Герценовская точка зрения по этому поводу ясна, и не менялась на протяжении всей жизни Александра Ивановича. Никакими отдаленными целями, никакими ссылками на непреложные принципы не оправдать подавления свободы, не обелить шарлатанства, насилия, тирании. Едва лишь образ жизни, согласный с нашими ныне существующими нравственными устоями, в обстановке известной и привычной, — а не той, какой она могла бы стать, или должна бы стать, или непременно станет, — едва лишь этот образ жизни рушится, немедля открывается дорога к истреблению личной свободы и всех завоеваний человеколюбивой культуры. С неподдельным ужасом и отвращением видит и обличает Герцен воинствующую, хамскую бесчеловечность молодого поколения русских революционеров — бесстрашных, но бессердечных; «народных заступников», полных яростного негодования, но враждебных и цивилизации и свободе, поколение Калибанов — «этого сифилиса нашей революционной блудни»[159]. Молодежь отплатила Герцену систематической клеветой, звала его «мягкотелым» аристократическим дилетантом, хилым либеральным миротворцем, предателем революции, никчемным пережитком прошлого. Герцен ответил язвительным и точным словесным портретом, набросанным с этих «новых людей».
Молодое поколение, пишет он, говорит старому: «Вы лицемеры — мы будем циниками; вы были нравственны на словах — мы будем на словах злодеями; вы были учтивы с высшими и грубы с низшими — мы будем грубы со всеми; вы кланяетесь, не уважая, — мы будем толкаться, не извиняясь; у вас чувство достоинства было в одном приличии и внешней чести — мы за честь себе поставим попрание всех приличий <... >»[160].

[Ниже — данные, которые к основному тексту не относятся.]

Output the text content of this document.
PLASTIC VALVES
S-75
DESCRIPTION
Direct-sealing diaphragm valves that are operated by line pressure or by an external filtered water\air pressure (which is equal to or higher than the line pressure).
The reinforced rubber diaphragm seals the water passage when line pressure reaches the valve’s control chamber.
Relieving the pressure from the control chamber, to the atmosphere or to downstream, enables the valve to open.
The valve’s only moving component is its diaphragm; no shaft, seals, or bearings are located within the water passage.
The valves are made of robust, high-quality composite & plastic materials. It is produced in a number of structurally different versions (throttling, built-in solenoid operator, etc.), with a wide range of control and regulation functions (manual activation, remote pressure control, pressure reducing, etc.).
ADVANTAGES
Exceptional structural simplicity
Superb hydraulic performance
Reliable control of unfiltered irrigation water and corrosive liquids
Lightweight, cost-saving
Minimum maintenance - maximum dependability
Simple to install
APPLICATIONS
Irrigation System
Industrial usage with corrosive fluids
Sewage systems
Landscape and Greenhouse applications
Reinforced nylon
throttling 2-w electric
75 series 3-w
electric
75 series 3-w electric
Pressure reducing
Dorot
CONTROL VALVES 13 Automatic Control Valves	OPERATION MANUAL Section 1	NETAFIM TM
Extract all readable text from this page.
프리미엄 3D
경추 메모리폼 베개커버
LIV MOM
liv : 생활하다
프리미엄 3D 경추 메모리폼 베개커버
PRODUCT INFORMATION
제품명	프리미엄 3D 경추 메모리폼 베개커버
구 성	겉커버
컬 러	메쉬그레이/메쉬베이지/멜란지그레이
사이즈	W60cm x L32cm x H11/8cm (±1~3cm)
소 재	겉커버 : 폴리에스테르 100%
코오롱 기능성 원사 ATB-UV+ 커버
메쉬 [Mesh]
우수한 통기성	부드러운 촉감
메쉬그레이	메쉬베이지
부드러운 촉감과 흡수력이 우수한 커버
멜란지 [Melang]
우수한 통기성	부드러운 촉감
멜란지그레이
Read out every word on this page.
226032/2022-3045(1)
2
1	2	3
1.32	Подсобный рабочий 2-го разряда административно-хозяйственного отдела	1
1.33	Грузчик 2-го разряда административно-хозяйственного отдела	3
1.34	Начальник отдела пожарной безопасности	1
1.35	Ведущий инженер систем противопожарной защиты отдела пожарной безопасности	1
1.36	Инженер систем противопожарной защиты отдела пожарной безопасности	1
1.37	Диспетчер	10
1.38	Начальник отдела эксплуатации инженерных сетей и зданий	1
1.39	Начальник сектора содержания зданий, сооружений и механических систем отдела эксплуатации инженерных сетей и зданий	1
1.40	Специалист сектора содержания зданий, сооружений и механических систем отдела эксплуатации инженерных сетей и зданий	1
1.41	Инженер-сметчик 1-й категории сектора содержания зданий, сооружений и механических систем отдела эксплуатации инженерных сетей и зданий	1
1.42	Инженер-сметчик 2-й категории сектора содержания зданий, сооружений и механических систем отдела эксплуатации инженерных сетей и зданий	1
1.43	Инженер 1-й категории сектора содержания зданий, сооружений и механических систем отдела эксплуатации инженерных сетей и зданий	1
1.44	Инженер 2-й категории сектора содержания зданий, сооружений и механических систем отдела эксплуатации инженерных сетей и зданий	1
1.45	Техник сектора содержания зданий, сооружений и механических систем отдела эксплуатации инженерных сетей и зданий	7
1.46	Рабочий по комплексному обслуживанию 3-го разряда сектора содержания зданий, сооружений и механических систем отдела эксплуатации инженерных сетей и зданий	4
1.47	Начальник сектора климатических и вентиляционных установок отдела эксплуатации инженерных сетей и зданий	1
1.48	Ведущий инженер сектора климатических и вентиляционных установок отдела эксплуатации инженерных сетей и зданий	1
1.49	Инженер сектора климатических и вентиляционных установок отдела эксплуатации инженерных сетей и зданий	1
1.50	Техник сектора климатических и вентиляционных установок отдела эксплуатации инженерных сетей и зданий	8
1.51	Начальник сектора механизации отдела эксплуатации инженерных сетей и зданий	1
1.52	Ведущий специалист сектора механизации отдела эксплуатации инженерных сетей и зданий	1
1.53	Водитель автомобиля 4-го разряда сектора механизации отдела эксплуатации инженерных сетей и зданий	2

Своеобразная историческая ирония: Герцен, ценивший личную свободу больше счастья, больше промышленной производительности, больше справедливости, Герцен, гневно отвергавший организованное планирование, экономическую централизацию, государственную власть — ибо все они могли подрезать крылья человеческой фантазии, лишить ее свободного полета, отнять неограниченную широту и разнообразие личной жизни в просторной, богатой, «открытой» общественной среде — этот Герцен, видеть не могший немцев (особенно «русских немцев и немецких русских»[161], обитавших в Петербурге), поскольку их рабство было не «арифметическим» (как в Италии и России) — то есть не охотным подчинением, уступкой численно превосходящим силам реакции, но «алгебраическим» — то есть составной частью «внутренней формулы» немецкой, самой сущностью немецкой природы[162], — вот этот самый Герцен, благодаря случайной фразе, которую снисходительно обронил однажды Ленин, обретается ныне в святая святых советского пантеона — помещенный туда правительством, чью родословную разумел глубже и чьего прихода к власти страшился больше, чем даже Достоевский, — правительством, чьи слова и дела суть непрерывные оскорбления всему, во что Герцен верил, и чем он был.
Вне сомнения, вопреки многочисленным своим призывам к определенности, вопреки отрицанию отвлеченных принципов, Герцен временами бывал и сам изрядным утопистом. Он страшился толпы, не любил бюрократии — вообще организаций, — однако верил в возможность учредить правление на основе справедливости и счастья не только для избранных, но для всех подряд — если не в западном обществе, то, по крайней мере; в России; этому немало способствовал герценовский патриотизм: Александр Иванович верил в русскую народную душу, столь доблестно пережившую и византийский застой, и татарское иго; выстоявшую и под германским шпицрутеном, и под чиновничьим кнутом — и, невзирая на все невзгоды, оставшуюся нетронутой русской душой. Герцен идеализировал русских крестьян, деревенскую общину, свободные артели; правда, сходным же образом верил он и в природную доброту и нравственное благородство парижских мастеровых; верил он и в римское простонародье — и хотя все чаще звучали в строках Герцена «Грусть, скептицизм, ирония — <... > три главные струны русской лиры»[163], не сделался он ни циником, ни скептиком. Русский популизм обязан беспочвенному герценовскому благодушию больше, нежели всякому иному источнику, из коего черпал.